Oleh Abid Fauzan*
Di zaman ini pornoaksi dan pornografi dengan mudah bisa
diakses dengan teknologi berupa TV, internet, HP, dsb. Teknologi canggih
-khususnya internet- ini semua merupakan sarana yang dapat dengan mudah
mengakses atau menyebarkan pornoaksi dan pornografi.
Meski pemerintah telah melakukan berbagai cara untuk
mengurangi penyebaran pornografi diantaranya dengan memblokir situs-situs
penyedia konten negatif. Tapi pornografi seakan tidak terbendung. Hampir setiap
hari kita mendengar adanya peredaran video mesum. Jika dulu hanya melibatkan
artis-artis maka sekarang kasus asusila ini merambah ke institusi pemerintah
bahkan institusi pendidikan.
Dampak dari maraknya pornografi dan pornoaksi adalah makin
merebaknya seks bebas. Menurut temuan Komisi Perlindungan Anak Indonesia
(KPAI), sebanyak 32 persen remaja usia 14 hingga 18 tahun di kota-kota besar di
Indonesia pernah berhubungan seks. Hasil survei lain juga menyatakan, satu dari
empat remaja Indonesia melakukan hubungan seksual pranikah dan membuktikan 62,7
persen remaja kehilangan perawan saat masih duduk di bangku SMP, dan bahkan
21,2 persen di antaranya berbuat ekstrim, yakni pernah melakukan aborsi.
Belum lagi kasus pemerkosaan yang dari tahun ke tahun terus
meningkat. Bahkan seorang bapak yang memperkosa anak kandungnya sendiri. Saat
diinterogasi alasannya karena terpengaruh dari video porno. Na’udzubillah mindzalik...

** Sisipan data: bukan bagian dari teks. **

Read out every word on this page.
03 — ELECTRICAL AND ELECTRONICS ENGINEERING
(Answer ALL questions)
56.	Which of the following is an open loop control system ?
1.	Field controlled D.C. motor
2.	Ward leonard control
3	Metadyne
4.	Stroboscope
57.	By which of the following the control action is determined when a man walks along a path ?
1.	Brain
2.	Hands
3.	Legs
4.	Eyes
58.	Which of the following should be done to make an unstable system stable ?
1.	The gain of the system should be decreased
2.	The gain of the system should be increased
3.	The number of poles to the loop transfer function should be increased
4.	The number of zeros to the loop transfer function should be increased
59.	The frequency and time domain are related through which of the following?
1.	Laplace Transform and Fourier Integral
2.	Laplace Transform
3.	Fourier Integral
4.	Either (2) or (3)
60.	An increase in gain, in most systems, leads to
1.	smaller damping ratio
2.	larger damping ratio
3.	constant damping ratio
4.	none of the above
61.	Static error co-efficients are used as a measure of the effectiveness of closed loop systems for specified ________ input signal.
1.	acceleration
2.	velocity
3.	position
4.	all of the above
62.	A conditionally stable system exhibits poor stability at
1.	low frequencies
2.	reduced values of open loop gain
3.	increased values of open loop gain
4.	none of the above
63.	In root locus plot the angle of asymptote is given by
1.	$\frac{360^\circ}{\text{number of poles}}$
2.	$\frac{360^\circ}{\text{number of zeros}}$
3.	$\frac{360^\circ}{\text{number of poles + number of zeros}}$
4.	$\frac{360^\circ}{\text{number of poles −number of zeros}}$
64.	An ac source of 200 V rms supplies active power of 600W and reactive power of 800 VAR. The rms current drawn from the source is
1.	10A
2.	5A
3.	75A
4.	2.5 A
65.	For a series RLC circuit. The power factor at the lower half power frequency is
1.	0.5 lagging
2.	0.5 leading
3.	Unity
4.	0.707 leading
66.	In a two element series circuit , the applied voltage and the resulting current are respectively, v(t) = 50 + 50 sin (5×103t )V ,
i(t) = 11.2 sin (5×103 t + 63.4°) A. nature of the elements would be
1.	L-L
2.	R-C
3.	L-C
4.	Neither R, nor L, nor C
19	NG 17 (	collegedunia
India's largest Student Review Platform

Kita semua pasti sangat mengecam hal tersebut namun marilah
melihat pada diri kita, jangan sampai kita menjadi salah satu pendukung dan
ambil bagian dari fenomena jahiliyah tersebut.
Membendung Pornografi
Masalah pornografi dan pornoaksi ini, Islam jauh sebelumnya
telah memberikan solusinya dan terbukti efektif. Beberapa solusi dalam Islam
diantaranya;
- Menjaga
Pandangan
“Katakanlah kepada orang laki-laki yang beriman:
"Hendaklah mereka menahan pandangannya, dan memelihara kemaluannya; yang
demikian itu adalah lebih suci bagi mereka, sesungguhnya Allah Maha Mengetahui
apa yang mereka perbuat.” (QS. an-Nuur:
30).
Pada ayat ini Allah Subhanahu wa Ta’ala mendahulukan
penyebutan menundukkan pandangan dari pada menjaga kemaluan, maka hal ini
menunjukkan pentingnya menundukkan pandangan sebagai sarana untuk membersihkan
hati dari penyakit-penyakit yang dapat merasuk ke dalamnya, setelah itu barulah
hati itu dapat tumbuh dan berkembang dengan diberi makanan hati yang berupa
amal keta’atan.
Menjaga pandangan dari hal-hal yang dilarang adalah perkara
utama dan kunci dari keselamatan seorang Muslim dalam memelihara jiwa dan
akalnya dari ‘jajahan’ hawa nafsu. Sepintas perintah ini seolah mudah alias
gampang. Tetapi, kalau dipikir lebih dalam, ternyata perintah ini sangat
penting untuk diamalkan.
Apalagi menjaga pandangan di zaman sekarang ini, betapa
berat dan sangatlah sulit.
Mengapa? Dalam sehari semalam, utamanya bagi mereka yang
aktivitasnya di luar rumah, maka mata dalam situasi tertentu, mau tidak mau
harus melihat hal-hal yang dilarang agama. Seperti melihat aurat kaum hawa dan
lain sebagainya.
Mungkin, kala al-Qur’an memerintahkan umat Islam di masa
Nabi dahulu, sebagian orang melihat perintah ini (menundukkan pandangan)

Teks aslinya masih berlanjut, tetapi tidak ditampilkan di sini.